Лежу. Хорошо, вроде, стало. Чувствую что-то происходит надо мной, и рядом голоса какие-то появились. Состояние, впрочем, легкое, невесомое. Глаза открывать не хочу – зачем, и так все прекрасно, блаженство сплошное. Потряс маленько задом, а в желудке уже не бурлит заморская бормотуха. Странно, думаю. И зад как-то легко приподниматься стал, будто похудел в одночасье. Вот, думаю, что значит импорт. Бальзам какой-то, а не напиток. Опять лежу. Вдруг кто-то тихонько так трясет меня за плечо:

– Федор Тимофеевич, голубчик, вы ведь меня слышите, не правда ли?

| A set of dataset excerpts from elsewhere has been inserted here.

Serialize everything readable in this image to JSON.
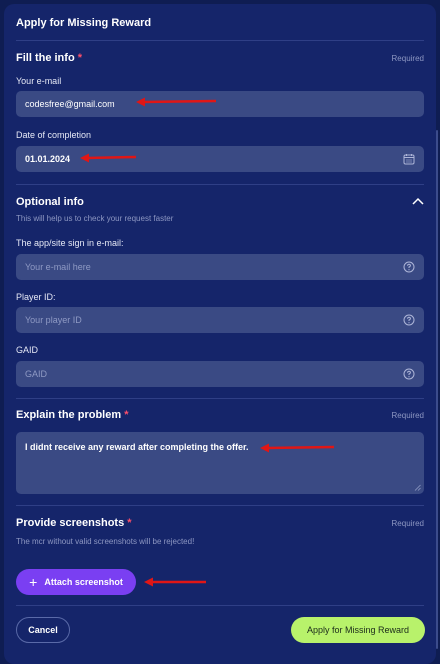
{
  "modal": {
    "title": "Apply for Missing Reward"
  },
  "fill_info": {
    "title": "Fill the info",
    "star": "*",
    "required": "Required",
    "email_label": "Your e-mail",
    "email_value": "codesfree@gmail.com",
    "date_label": "Date of completion",
    "date_value": "01.01.2024"
  },
  "optional_info": {
    "title": "Optional info",
    "subtitle": "This will help us to check your request faster",
    "app_email_label": "The app/site sign in e-mail:",
    "app_email_placeholder": "Your e-mail here",
    "player_id_label": "Player ID:",
    "player_id_placeholder": "Your player ID",
    "gaid_label": "GAID",
    "gaid_placeholder": "GAID"
  },
  "problem": {
    "title": "Explain the problem",
    "star": "*",
    "required": "Required",
    "text": "I didnt receive any reward after completing the offer."
  },
  "screenshots": {
    "title": "Provide screenshots",
    "star": "*",
    "required": "Required",
    "note": "The mcr without valid screenshots will be rejected!",
    "attach_label": "Attach screenshot"
  },
  "footer": {
    "cancel_label": "Cancel",
    "submit_label": "Apply for Missing Reward"
  },
  "colors": {
    "background": "#15256a",
    "field": "#3a4a84",
    "accent_purple": "#7a3ff2",
    "accent_green": "#b8f26b",
    "required_star": "#ff4f6a",
    "annotation_arrow": "#e01616"
  },
  "icons": [
    "help-circle-icon",
    "calendar-icon",
    "chevron-up-icon",
    "plus-icon",
    "resize-grip-icon"
  ]
}
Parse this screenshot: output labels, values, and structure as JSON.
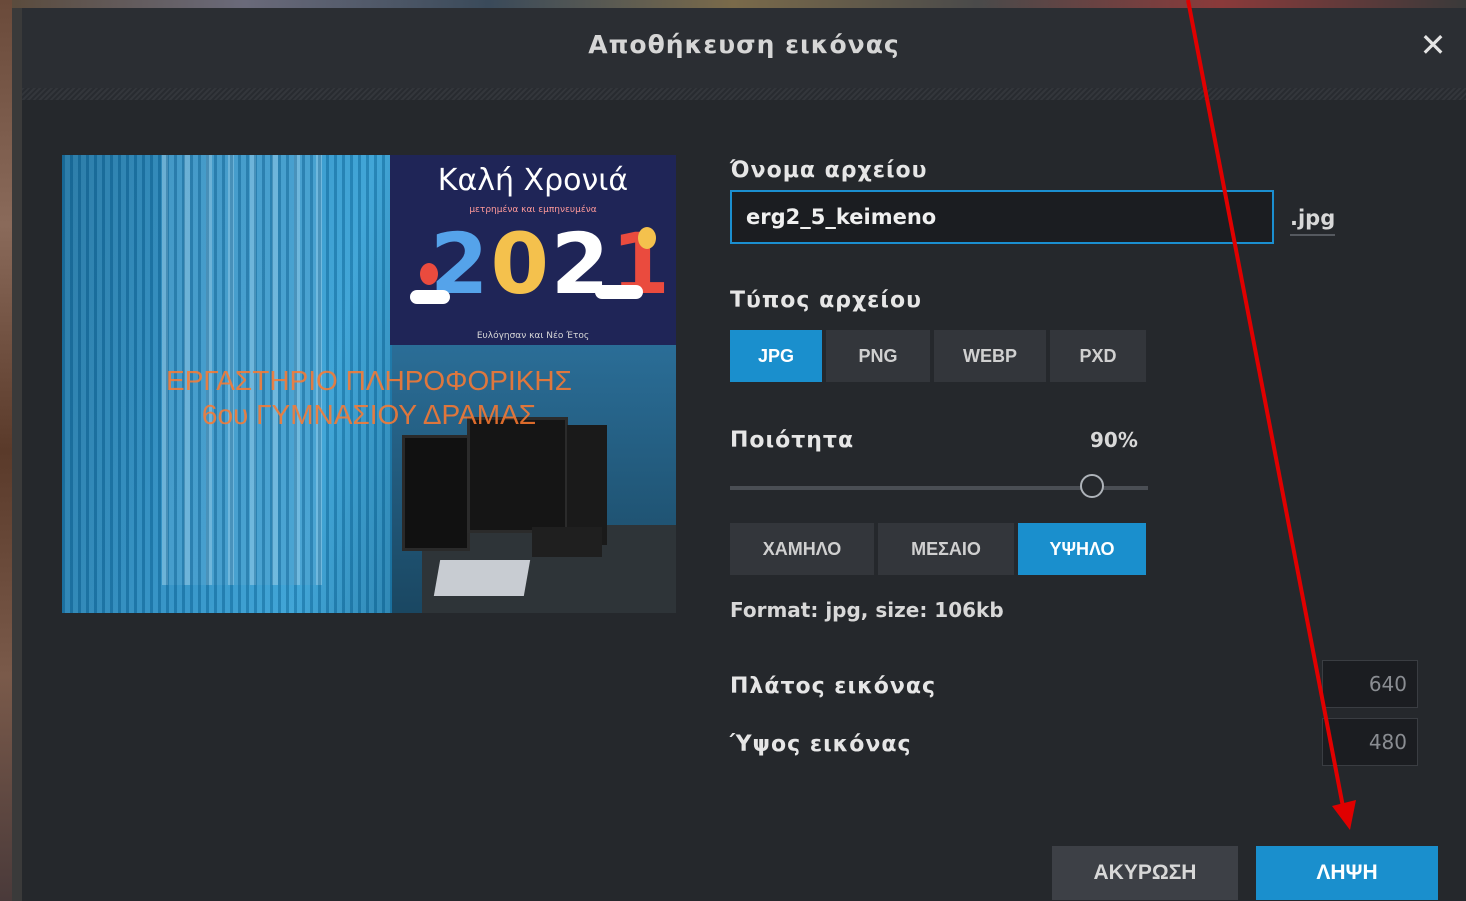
{
  "dialog": {
    "title": "Αποθήκευση εικόνας",
    "close_icon": "close-icon"
  },
  "preview": {
    "card_title": "Καλή Χρονιά",
    "card_subtitle": "μετρημένα και εμπηνευμένα",
    "year_digits": [
      "2",
      "0",
      "2",
      "1"
    ],
    "card_footer": "Ευλόγησαν και Νέο Έτος",
    "overlay_line1": "ΕΡΓΑΣΤΗΡΙΟ ΠΛΗΡΟΦΟΡΙΚΗΣ",
    "overlay_line2": "6ου ΓΥΜΝΑΣΙΟΥ ΔΡΑΜΑΣ"
  },
  "form": {
    "filename_label": "Όνομα αρχείου",
    "filename_value": "erg2_5_keimeno",
    "extension": ".jpg",
    "filetype_label": "Τύπος αρχείου",
    "filetypes": [
      "JPG",
      "PNG",
      "WEBP",
      "PXD"
    ],
    "filetype_selected": "JPG",
    "quality_label": "Ποιότητα",
    "quality_value": "90%",
    "quality_fraction": 0.9,
    "quality_presets": [
      "ΧΑΜΗΛΟ",
      "ΜΕΣΑΙΟ",
      "ΥΨΗΛΟ"
    ],
    "quality_preset_selected": "ΥΨΗΛΟ",
    "format_info": "Format: jpg, size: 106kb",
    "width_label": "Πλάτος εικόνας",
    "width_value": "640",
    "height_label": "Ύψος εικόνας",
    "height_value": "480"
  },
  "buttons": {
    "cancel": "ΑΚΥΡΩΣΗ",
    "download": "ΛΗΨΗ"
  },
  "colors": {
    "accent": "#1a8fcd",
    "dialog_bg": "#25282c",
    "annotation_arrow": "#e00000"
  }
}
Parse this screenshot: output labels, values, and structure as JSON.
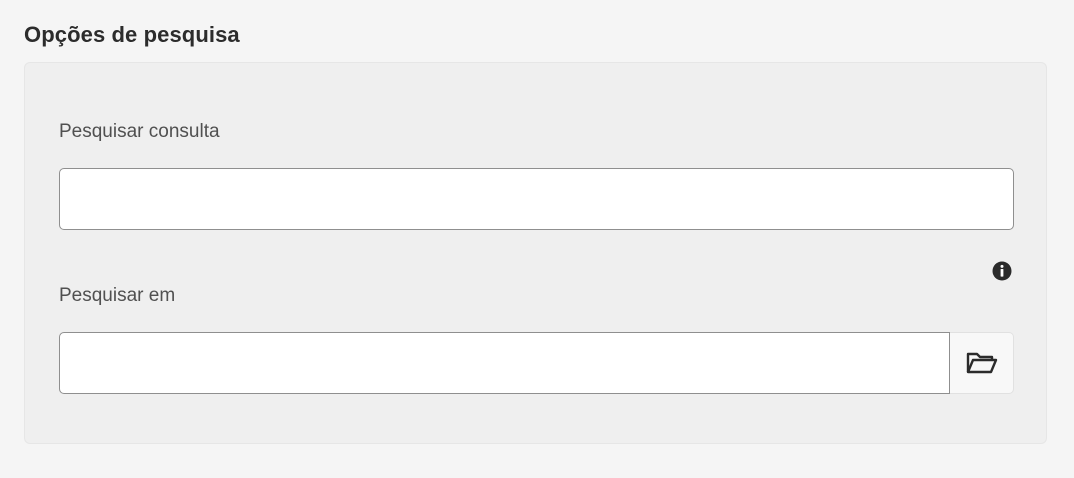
{
  "section": {
    "title": "Opções de pesquisa"
  },
  "fields": {
    "query": {
      "label": "Pesquisar consulta",
      "value": "",
      "placeholder": ""
    },
    "search_in": {
      "label": "Pesquisar em",
      "value": "",
      "placeholder": ""
    }
  },
  "icons": {
    "info": "info-icon",
    "browse": "folder-icon"
  },
  "colors": {
    "background": "#f5f5f5",
    "panel": "#efefef",
    "input_border": "#8f8f8f",
    "text": "#2c2c2c",
    "label": "#505050"
  }
}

Кто ж, думаю в комнату-то забрался, ведь дверь я вроде закрывал на крючок. Может через форточку? Поднимаю наполовину веки и не верю тому, что вижу. В первую очередь замечаю, что одеяние на мне какое-то серебристое, новое, вроде как из нейлона особого, что ли, а руки-то мои без мозолей и морщин, гладкие такие, бархатные, белые и на груди покоятся. Думаю, что ж с рожей-то тогда случилось, если кожа на руках, как у белоручки буржуйской, где мол зеркало. Ну и, вроде, не в гробу – это уже неплохо. Успокоился сразу. Открыл моргалки на полную – батюшки мои святы: белое да серебристое все вокруг меня. Приборы надо мною мигают лампочками, индикаторы стрелками помахивают, влево-вправо, влево-вправо, ленты какие-то на бобинах крутятся-жужжат. Это что-ж за медпункт такой, гадаю. Гляжу, а надо мной склонился мужчина, белокурый такой, глаза голубые, добрые, взгляд мягкий, искрится теплым, как у Ильича, светом. И одет он, вроде как и я, в такой же облегающий его стройную фигуру костюм. Сколько ему на вид – не понять. Может молодой, может старик такой ухоженный. Будто нет возраста. И позади серебрится дамочка такая, думаю, медсестра что ли. Хотя нет, никакого халатика на ней белого и шапочки с крестиком красным не разглядел. И она, прям как змея тропическая, тоже в таком же, как у мужика, блестящем, по фигуре скроенном спортивном что ли одеянии, ну прямо фея из космоса. Или вот: как морской дьявол из той картины, только без плавника. А красивая – не передать. Только что-то вдруг знакомое почудилось, да я тут же отвлекся и пошел оглядываться на остальное. Короче, у меня, старого, от всего этого аж рот открылся. А как закрыл его – чувствую от удара челюстью, звук какой-то другой получается – не мой. Проверил языком – так и есть: все зубы на месте. И вот еще заметил, что курить не тянет, нету слизи в груди никакой. Ну и хмель, что характерно, прошла.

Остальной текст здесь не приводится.